Editor’s note: This is the second part of a two part story on a presentation given on Kaua‘i this week that discusses energy sustainability now and into the future.
by Ford Gunter – The Garden Island
At the National Tropical Botanical Garden’s Lecture in the Garden Series Wednesday night, scientist Adam Asquith spelled out a potentially gloomy future for Kaua‘i and the rest of the United States if immediate steps aren’t taken to alleviate dependence on oil and other fossil fuels.
This dependence on oil may effect the food supply and agriculture as well as damage the tourism industry if it continues, Asquith explained.
To astounded groans and gasps, Asquith said probably close to 90 percent of Kaua‘i’s food is imported, and never was the island’s dependence on foreign food more evident than in the days following the March 14 Ka Loko Dam breach that temporarily cut off the North Shore from the rest of the island.
“There was a one-day supply of food at the Princeville Foodland,” he said.
Asquith acknowledged the shortage was the result of a panicked run the day after the disaster, but it still illustrates a valid point: Kaua‘i’s plantation history was based on export instead of cultivation to feed the local economy.
This is something he thinks will change, despite Kaua‘i being the oldest island in the chain and, as such, the one with the most nutrient-depleted soil.

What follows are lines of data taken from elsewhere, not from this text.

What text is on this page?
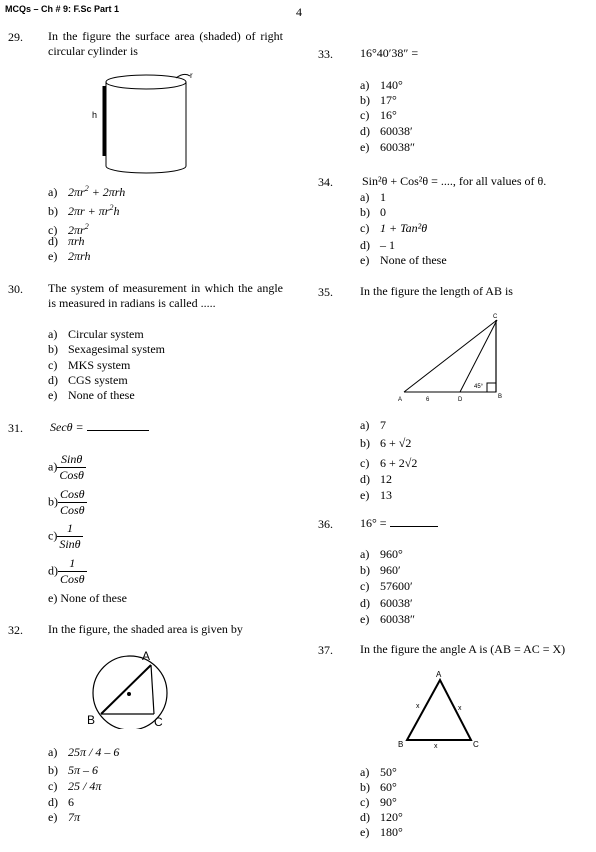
MCQs – Ch # 9: F.Sc Part 1	4
29. In the figure the surface area (shaded) of right circular cylinder is
h
r
a) $2\pi r^2 + 2\pi rh$
b) $2\pi r + \pi r^2h$
c) $2\pi r^2$
d) πrh
e) 2πrh
30. The system of measurement in which the angle is measured in radians is called .....
a) Circular system
b) Sexagesimal system
c) MKS system
d) CGS system
e) None of these
31. Secθ =
a)
Sinθ
Cosθ
b)
Cosθ
Cosθ
c)
1
Sinθ
d)
1
Cosθ
e) None of these
32. In the figure, the shaded area is given by
A
B	C
a) 25π / 4 – 6
b) 5π – 6
c) 25 / 4π
d) 6
e) 7π
33. 16°40′38″ =
a) 140°
b) 17°
c) 16°
d) 60038′
e) 60038″
34. Sin²θ + Cos²θ = ...., for all values of θ.
a) 1
b) 0
c) 1 + Tan²θ
d) – 1
e) None of these
35. In the figure the length of AB is
A	6	D	B
C
45°
a) 7
b) 6 + √2
c) 6 + 2√2
d) 12
e) 13
36. 16° =
a) 960°
b) 960′
c) 57600′
d) 60038′
e) 60038″
37. In the figure the angle A is (AB = AC = X)
A
B	C
x	x
x
a) 50°
b) 60°
c) 90°
d) 120°
e) 180°
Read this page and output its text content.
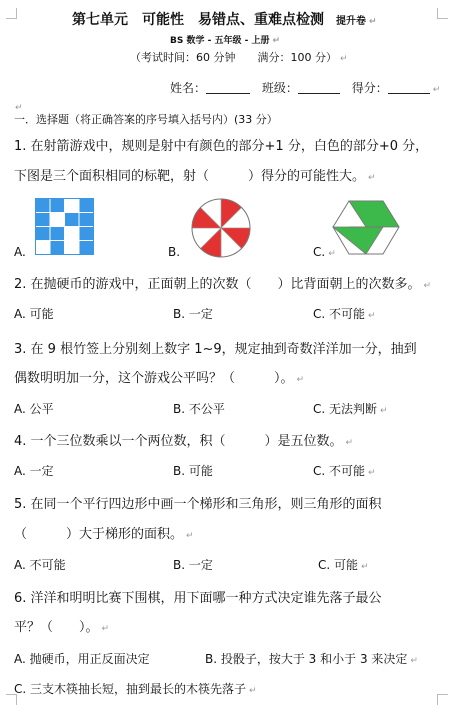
第七单元　可能性　易错点、重难点检测 提升卷 ↵
BS 数学 - 五年级 - 上册 ↵
（考试时间：60 分钟　　满分：100 分） ↵
姓名：	班级：	得分：	↵
↵
一．选择题（将正确答案的序号填入括号内）(33 分）
1. 在射箭游戏中，规则是射中有颜色的部分+1 分，白色的部分+0 分，
下图是三个面积相同的标靶，射（　　　）得分的可能性大。 ↵
A.	B.	C. ↵
2. 在抛硬币的游戏中，正面朝上的次数（　　）比背面朝上的次数多。 ↵
A. 可能	B. 一定	C. 不可能 ↵
3. 在 9 根竹签上分别刻上数字 1~9，规定抽到奇数洋洋加一分，抽到
偶数明明加一分，这个游戏公平吗？（　　　）。 ↵
A. 公平	B. 不公平	C. 无法判断 ↵
4. 一个三位数乘以一个两位数，积（　　　）是五位数。 ↵
A. 一定	B. 可能	C. 不可能 ↵
5. 在同一个平行四边形中画一个梯形和三角形，则三角形的面积
（　　　）大于梯形的面积。 ↵
A. 不可能	B. 一定	C. 可能 ↵
6. 洋洋和明明比赛下围棋，用下面哪一种方式决定谁先落子最公
平？（　　）。 ↵
A. 抛硬币，用正反面决定	B. 投骰子，按大于 3 和小于 3 来决定 ↵
C. 三支木筷抽长短，抽到最长的木筷先落子 ↵
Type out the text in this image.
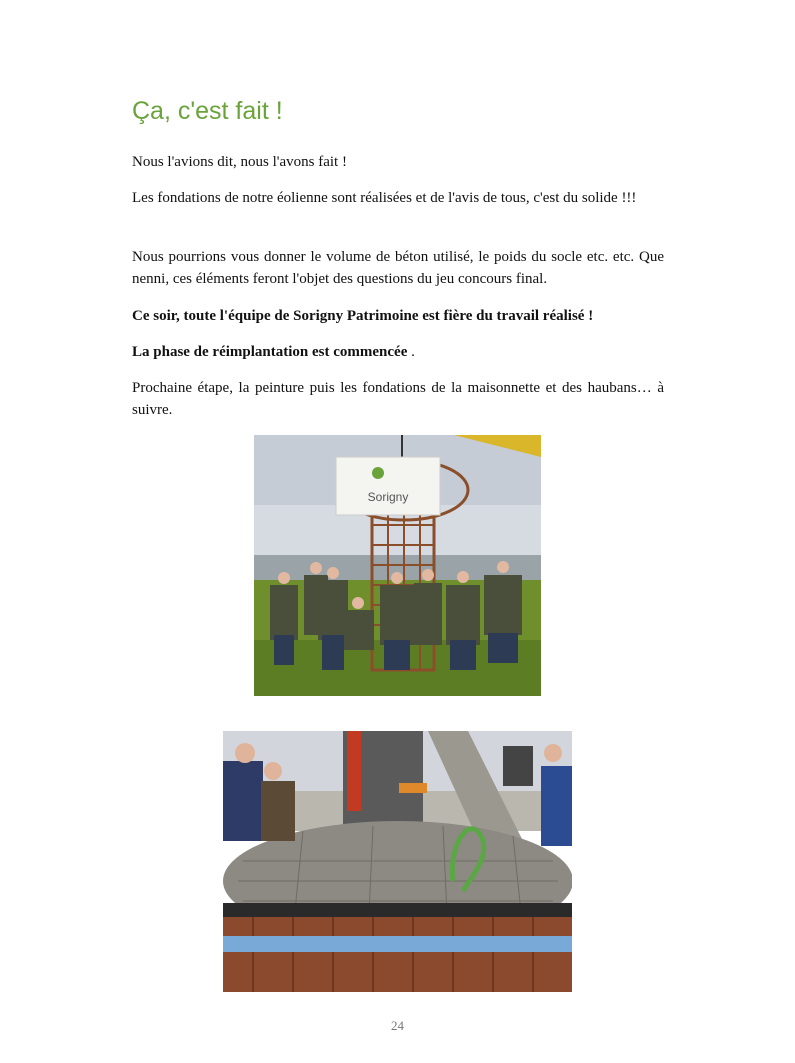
Ça, c'est fait !

Nous l'avions dit, nous l'avons fait !

Les fondations de notre éolienne sont réalisées et de l'avis de tous, c'est du solide !!!

Nous pourrions vous donner le volume de béton utilisé, le poids du socle etc. etc. Que nenni, ces éléments feront l'objet des questions du jeu concours final.

Ce soir, toute l'équipe de Sorigny Patrimoine est fière du travail réalisé !

La phase de réimplantation est commencée .

Prochaine étape, la peinture puis les fondations de la maisonnette et des haubans… à suivre.

Sorigny
24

The only crops that grow on the island are those that are easy to cultivate, he said, like sugar, taro and pineapples.
“There’s very few places with soil fertile enough to grow food, and most of it is in residential or conservation (areas), the two most restricted zoning areas,” he said.
Despite that, there will be a move in the near future to regain the island’s self-sufficiency in terms of food supply.
“Agriculture will regain its importance on Kaua‘i,” he said.
Perhaps where Kaua‘i will be hit the hardest by rising fuel costs is in its bread and butter industry, Asquith said.
“One million visitors spend $1 billion every year (on Kaua‘i),” he said. “Expect this to change drastically.”
Rising costs of jet fuel will soon price out air travel for the common traveler, leaving only the ultra-wealthy able to afford to fly, especially to areas as remote as Hawai‘i.
Asquith cited a July 2005 article in Attache, the in-flight magazine of US Airways, in which the airline’s president and CEO Bruce Lakefield wrote a $1 increase in the cost of a barrel of crude oil costs the airline more than $25 million annually.
According to the Washington D.C.-based Air Transport Association’s Web site, “At a consumption rate of 19.9 billion gallons per year, every penny increase in the price of a gallon of jet fuel drives an additional $199 million in annual fuel costs for U.S. airlines. So if the price were a dollar higher over the course of a year, we’re talking about a $19.9 billion increase in expenses.”
Asquith also cited a well-published quote from Gary Kelly, in which the Southwest Airlines boss said no airline can make money at $50-per-barrel crude oil prices. On the day of Asquith’s lecture, oil was at about $70 a barrel.
“They’re going to have to pass the prices on to the consumer,” he said.
Asquith said both aviation and fuel engineers have told him there’s no alternative for jet fuel on the horizon.
“You can’t fly an airplane on ethanol,” he said.
As a result, he said, “Commercial air travel as we know it is about to disappear.”
The only economical way to see Kaua‘i will be by ship.
As an energy-efficient method of transportation, shipping will increase drastically, Asquith said, and could be the savior of Hawai‘i.
“And it will only get better because the large size of ships allows for a variety of different engines, motors, fuels and fuel storage capacity,” he said.
“Because there will always be demand for trade internationally that will be water-based, Hawai‘i may grow in importance as a transpacific hub,” Asquith said.